Sweden names suspect in 1986 assassination of prime minister

Tt News Agency Via Reuters

Swedish politician Olof Palme makes the victory sign after the Social Democrats election victory, Sept. 19, 1982.

BRUSSELS — Swedish investigators on Wednesday identified the man they believe assassinated Prime Minister Olof Palme in 1986, solving one of the biggest political murder mysteries in generations. But with the suspect long dead, it appeared that Swedes would have to live on with some uncertainty.

The question of who walked up behind Palme and shot him as he stared into a shop window on a frigid Stockholm evening has stumped police ever since the murder in February 1986. Theories ranged from the apartheid-era South African government, which resented Palme for his outspoken left-wing views, to the Kurdish militant group, the PKK.

But a senior Swedish prosecutor said Wednesday that after a three-year investigation, they believe the answer is closer to home: a disgruntled Swedish graphic designer, Stig Engstrom, a then-52-year-old man who worked at the insurance company outside of which Palme was shot.

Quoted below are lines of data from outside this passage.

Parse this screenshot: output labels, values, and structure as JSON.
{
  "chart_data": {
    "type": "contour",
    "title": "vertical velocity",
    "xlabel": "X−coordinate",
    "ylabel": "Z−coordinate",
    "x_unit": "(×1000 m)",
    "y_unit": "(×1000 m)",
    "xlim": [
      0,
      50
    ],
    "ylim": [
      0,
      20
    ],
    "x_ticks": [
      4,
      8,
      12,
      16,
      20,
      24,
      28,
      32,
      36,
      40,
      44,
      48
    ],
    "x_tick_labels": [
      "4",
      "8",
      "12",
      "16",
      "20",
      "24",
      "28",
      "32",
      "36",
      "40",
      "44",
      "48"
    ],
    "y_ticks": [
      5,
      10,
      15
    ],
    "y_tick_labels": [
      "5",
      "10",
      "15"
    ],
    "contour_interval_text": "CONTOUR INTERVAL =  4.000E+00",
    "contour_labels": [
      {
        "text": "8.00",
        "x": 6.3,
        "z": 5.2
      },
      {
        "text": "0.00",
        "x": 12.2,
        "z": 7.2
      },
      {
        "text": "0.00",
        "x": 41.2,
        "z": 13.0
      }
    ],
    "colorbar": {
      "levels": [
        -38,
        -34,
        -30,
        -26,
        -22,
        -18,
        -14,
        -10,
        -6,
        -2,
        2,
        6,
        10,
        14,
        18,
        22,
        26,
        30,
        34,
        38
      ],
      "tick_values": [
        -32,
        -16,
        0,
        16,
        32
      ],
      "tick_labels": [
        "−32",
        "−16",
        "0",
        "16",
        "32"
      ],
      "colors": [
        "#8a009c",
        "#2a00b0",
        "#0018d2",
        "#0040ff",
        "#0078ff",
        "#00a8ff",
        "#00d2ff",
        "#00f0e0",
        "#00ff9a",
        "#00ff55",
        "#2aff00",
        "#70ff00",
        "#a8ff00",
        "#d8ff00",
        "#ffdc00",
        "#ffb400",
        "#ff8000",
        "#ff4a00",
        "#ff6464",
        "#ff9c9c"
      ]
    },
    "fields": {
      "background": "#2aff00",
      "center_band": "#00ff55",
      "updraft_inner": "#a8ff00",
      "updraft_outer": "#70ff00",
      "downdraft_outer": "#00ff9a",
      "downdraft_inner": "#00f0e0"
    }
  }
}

[‘Olof Palme and I Were Friends’]

Engstrom died in 2000 in what is believed to have been a suicide. Chief prosecutor Krister Petersson said that investigators did not conclusively link a weapon to the assassination, but with the evidence they have currently assembled, there was enough to move forward with a case against Engstrom, who was vocally opposed to Palme’s left-wing policies — if he were still alive.

“We’ve come as far as we are able to come when it comes to a suspect,” Petersson said during a two-hour news conference in which he and a police investigator laid out the evidence against Engstrom. “I understand that different conspiracy theories will keep afloat in the public domain, as they have in the past 34 years, but we have had our conclusion.”

The investigators on Wednesday compared their effort to the assassination of President John F. Kennedy or the search for the culprit in the 1988 downing of Pan Am Flight 103 over Lockerbie, Scotland.

Fredrik Sandberg


Flowers are placed by a memorial plaque showing the place where Swedish Prime Minister Olof Palme was shot dead in February 1986, in Stockholm, June 10, 2020.

Palme was shot with a single bullet to the spinal cord on a Stockholm street with his wife, Lisbeth. They were coming from an evening at a movie theater, and had dismissed their security detail for the day.

Engstrom was a witness who was repeatedly interviewed in the year after the assassination, but police ultimately dismissed him as a suspect even though multiple witnesses said that a man who was running away from the scene of the crime was wearing clothing that looked a lot like his that evening: a dark knitted cap, glasses, a three-quarter length coat, business shoes unsuited for the slippery Stockholm pavement.

Petersson said it was inexplicable that police at the time ruled out Engstrom. In the aftermath of the killing, Engstrom was brazen in his alleged duplicity, narrating his account of his movements that night for Swedish television journalists and even wearing the clothing he is alleged to have worn during the killing — all while complaining that the police were uninterested in his testimony.

“You try to put the pieces into a jigsaw puzzle, you shouldn’t take away pieces from the jigsaw puzzle, but perhaps they’re not so good at putting the jigsaw pieces together, the police,” Engstrom said in a 1986 Swedish television clip that the prosecutor played on Wednesday.

In the clip, Engstrom reenacts exiting the blocky Skandia tower where he worked, walking around the streets of Stockholm and even running down the street in what he claimed had been a frantic attempt to catch the last train home from the Stockholm central subway station.

“My interpretation of this interview is that he’s mocking the police,” Petersson said.

In fact, Petersson said, police found that Engstrom had known a weapons collector who, like Engstrom, hated Palme and his policies. In 2017, the prosecutor said, police found a weapon in the collection that could have been used in the assassination, but they were unable to link it conclusively to the murder. Engstrom had been active in a military shooting club, giving him the experience to carry out a killing. And Skandia building’s records showed that he walked out the front door at 11:19 p.m. the evening of Feb. 28, 1986, two minutes before Palme was killed at the corner of the building.

The conclusions match those of a freelance journalist, Thomas Pettersson, who published much of the same information in 2018 after a 12-year investigation. Pettersson, no relation to the prosecutor, handed over his leads to the police.

“Even if we were to continue to investigate this case for years, we would continue to see that Stig Engstrom is a suspect in this case,” Petersson, the prosector, said. “It is difficult to see how after 34 years we could get further.”